[Date Prev][Date Next][Thread Prev][Thread Next][Date Index][Thread Index]

[Condor-users] private networks, submit nodes and flocking



Hi Folks,

This is a restatement of an earlier question, but one I've seen before without an adequate solution.

We have a pool on an internal network, and a workstation pool on an external network, and would jobs on the internal pool to be able to flock to the external pool. (Linux/UNIX machines for now)

The submit nodes on the internal pool all have both internal & external interfaces, and the head nodes of each have both internal & external interfaces, so that negotiation cycles complete successfully, but jobs never start on the external compute nodes.

As I understand it now, condor daemons bind to specific network interfaces, particularly the schedd.
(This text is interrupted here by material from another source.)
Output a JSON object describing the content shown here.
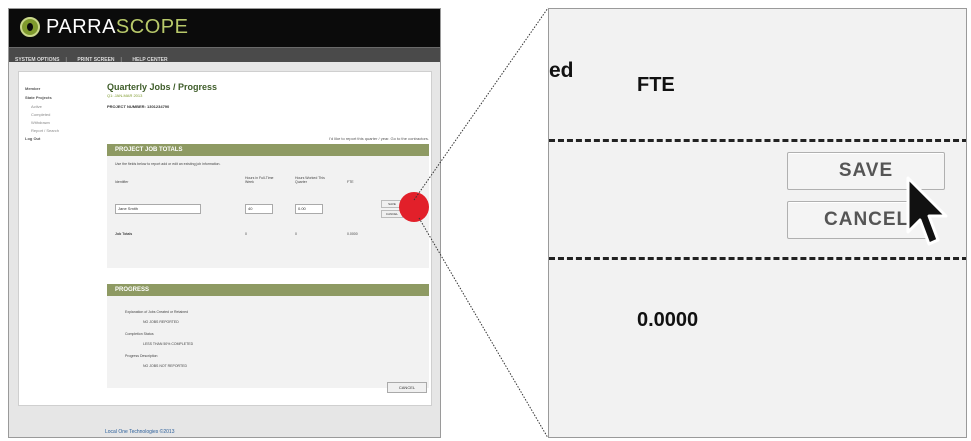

This causes the schedd to try to reach an IP on the external network via an internal interface, causing hangs when contacting the schedd via condor_q or during negotiation cycles.

Questions:

Is this assessment of the problem correct?

Why do the condor daemons bind to specific network interfaces and ignore the routing table?

Is there a workaround to this problem, for the specific case where every submit node can see both networks, but are presently bound to a specific network interface (the internal in this case).


Thanx for the input ... this seems a not-uncommon case, so a general solution would probably benefit a good number of users.



rob